Earth surface point corresponding to indicator screen center is considered as initial point, and structure world coordinate system, the coordinate axis that each coordinate axis of this coordinate system is corresponding with on earth model coordinate system is parallel.The coordinate of initial point in earth model coordinate system of world coordinate system is (x ₀, y ₀, z ₀), then aircraft is (x in the position of world coordinate system _w, y _w, z _w).Consider the impact of translation in conversion between different coordinates, each coordinate is expressed as (x _m, y _m, z _m, 1) and (x _w, y _w, z _w, 1), then both sides relation is:

$\left[\begin{array}{c}{x}_w\\ y_w\\ z_w\\ 1\end{array}\right]=\left[\begin{array}{cccc}1& 0& 0& -x_0\\ 0& 1& 0& -y_0\\ 0& 0& 1& {-z}_0\\ 0& 0& 0& 1\end{array}\right]\left[\begin{array}{c}{x}_m\\ y_m\\ z_m\\ 1\end{array}\right]---\left(3\right)$

With virtual observation point for initial point (position as camera in Fig. 2 1) towards and perpendicular to projection plane for z-axis, the horizontal direction being parallel to projection plane is x-axis, form view coordinate, the coordinate of aircraft in view coordinate is expressed as (x _c, y _c, z _c, 1):

$\left[\begin{array}{c}{x}_c\\ y_c\\ z_c\\ 1\end{array}\right]=M_2\·M_1\·\left[\begin{array}{c}{x}_w\\ y_w\\ z_w\\ 1\end{array}\right]---\left(4\right)$

Wherein, M ₁for the transformation matrix of camera 1, concrete form is:

$M_1={\left[\begin{array}{cccc}{\sin \mathrm{\α}}_c& -{\sin \mathrm{\α}}_c\sin {\mathrm{\β}}_c& -\cos {\mathrm{\α}}_c\cos {\mathrm{\β}}_c& 0\\ -{\cos \mathrm{\α}}_c& -\cos {\mathrm{\α}}_c\sin {\mathrm{\β}}_c& -{\sin \mathrm{\α}}_c\cos {\mathrm{\β}}_c& 0\\ 0& \cos {\mathrm{\β}}_c& -\sin {\mathrm{\β}}_c& 0\\ r_c\cos {\mathrm{\α}}_c\cos {\mathrm{\β}}_c& r_c\sin {\mathrm{\α}}_c\cos {\mathrm{\β}}_c& r_c\sin {\mathrm{\β}}_c& 1\end{array}\right]}^T---\left(5\right)$

[] ^trepresenting matrix matrix transpose operation, α _c, β _cand r _crepresent the longitude of camera 1, latitude and camera 1 distance to ground respectively, M ₂for rotation matrix:

the angle rotated along the x-axis of view coordinate and z-axis is represented respectively with θ.

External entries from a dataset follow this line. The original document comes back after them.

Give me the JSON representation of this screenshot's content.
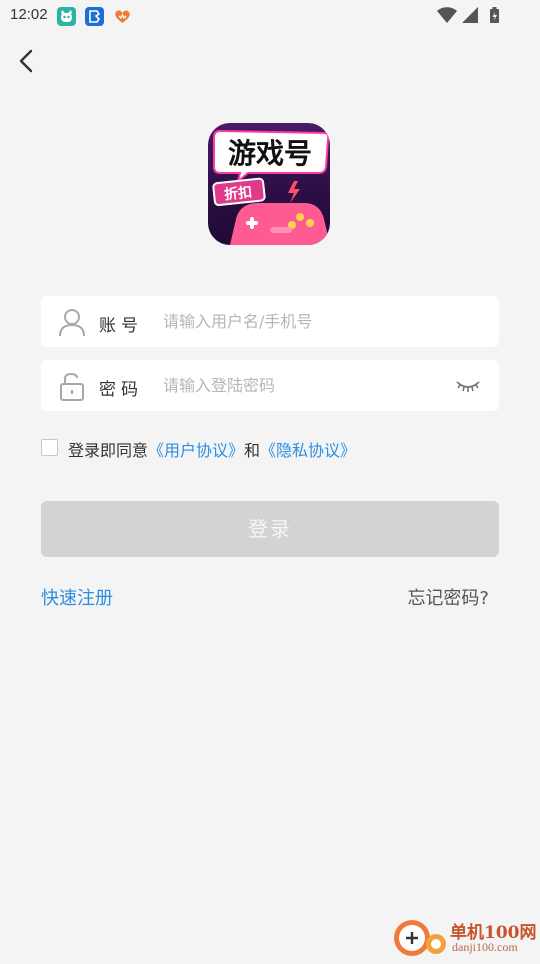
{
  "status_bar": {
    "time": "12:02",
    "icons": [
      "cat-app-icon",
      "blue-app-icon",
      "heart-app-icon"
    ],
    "system_icons": [
      "wifi-icon",
      "signal-icon",
      "battery-icon"
    ]
  },
  "nav": {
    "back_icon": "chevron-left-icon"
  },
  "logo": {
    "title_text": "游戏号",
    "tag_text": "折扣"
  },
  "account": {
    "label": "账号",
    "placeholder": "请输入用户名/手机号",
    "value": ""
  },
  "password": {
    "label": "密码",
    "placeholder": "请输入登陆密码",
    "value": ""
  },
  "agreement": {
    "checked": false,
    "prefix": "登录即同意",
    "user_link": "《用户协议》",
    "and": "和",
    "privacy_link": "《隐私协议》"
  },
  "login_button": "登录",
  "quick_register": "快速注册",
  "forgot_password": "忘记密码?",
  "watermark": {
    "name": "单机100网",
    "url": "danji100.com"
  },
  "colors": {
    "link": "#2d8ee0",
    "button_disabled": "#d3d3d3",
    "background": "#f4f4f5"
  }
}
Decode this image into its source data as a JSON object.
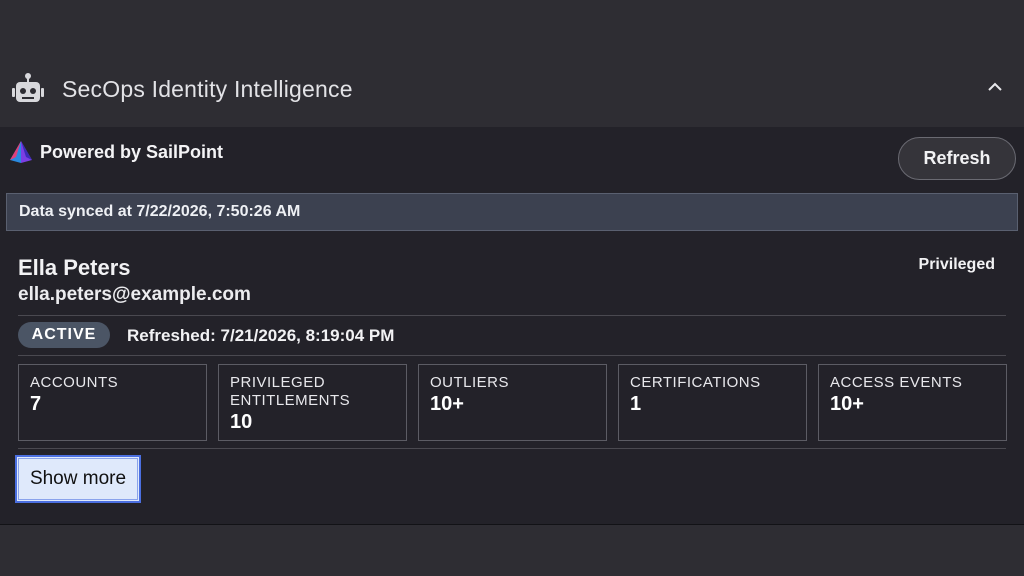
{
  "header": {
    "title": "SecOps Identity Intelligence",
    "icon": "robot-icon",
    "collapse_icon": "chevron-up-icon"
  },
  "panel": {
    "powered_by": "Powered by SailPoint",
    "refresh_label": "Refresh",
    "sync_text": "Data synced at 7/22/2026, 7:50:26 AM"
  },
  "user": {
    "name": "Ella Peters",
    "email": "ella.peters@example.com",
    "tag": "Privileged",
    "status": "ACTIVE",
    "refreshed": "Refreshed: 7/21/2026, 8:19:04 PM"
  },
  "stats": [
    {
      "label": "ACCOUNTS",
      "value": "7"
    },
    {
      "label": "PRIVILEGED ENTITLEMENTS",
      "value": "10"
    },
    {
      "label": "OUTLIERS",
      "value": "10+"
    },
    {
      "label": "CERTIFICATIONS",
      "value": "1"
    },
    {
      "label": "ACCESS EVENTS",
      "value": "10+"
    }
  ],
  "show_more_label": "Show more",
  "colors": {
    "background": "#2e2d33",
    "panel": "#232229",
    "sync_bar": "#3c4150",
    "badge": "#4b5565",
    "focus_button": "#dfe9fb",
    "focus_border": "#4b6fe0"
  }
}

Virtual image space V under view coordinate be by front find a view face S1 and after the conical region that face S2 cuts out of finding a view form, as shown in Figure 2.Face S1 found a view in the past as projecting plane, and the z-axis of view coordinate and the point on projecting plane are as the initial point of projected coordinate system, and the x-axis of projected coordinate system and y-axis are parallel to x-axis and the y-axis of view coordinate respectively.(x in view coordinate _c, y _c, z _c, 1) and place's aircraft is hand over the point on projecting plane to determine by view coordinate initial point and aircraft line at the coordinate on projecting plane, the therefore projection coordinate of aircraft and x _cand y _clinear, with z _cin reciprocal relation.Triangular transformation is utilized to obtain:

$\left[\begin{array}{c}{x}_p^{\′}\\ y_p^{\′}\\ r_p\end{array}\right]=\left[\begin{array}{cccc}{s}_w/2& 0& 0& 0\\ 0& s_h/2& 0& 0\\ 0& 0& \tan (\mathrm{\φ}/2)& 0\end{array}\right]\·\left[\begin{array}{c}{x}_c\\ y_c\\ z_c\\ 1\end{array}\right]---\left(7\right)$

S in formula _wand s _hfind a view before representing respectively the width of face in view coordinate and height, φ is visual angle size, and in three-dimensional display system, φ is normally fixing, x ' _pwith y ' _pfor not utilizing z _ccarry out the projection coordinate before nonlinear transformation, 1/r _pfor projection coordinate's scaling coefficient, so the coordinate of aircraft on projecting plane is:

$\left\{\begin{array}{c}{x}_p=x_p^{\′}/r_p\\ y_p=y_p^{\′}/r_p\end{array}\right.---\left(8\right)$

Projection coordinate (the x of the aircraft utilizing formula (8) to obtain _p, y _p) can be implemented in the location to aircraft on transparent objects layer.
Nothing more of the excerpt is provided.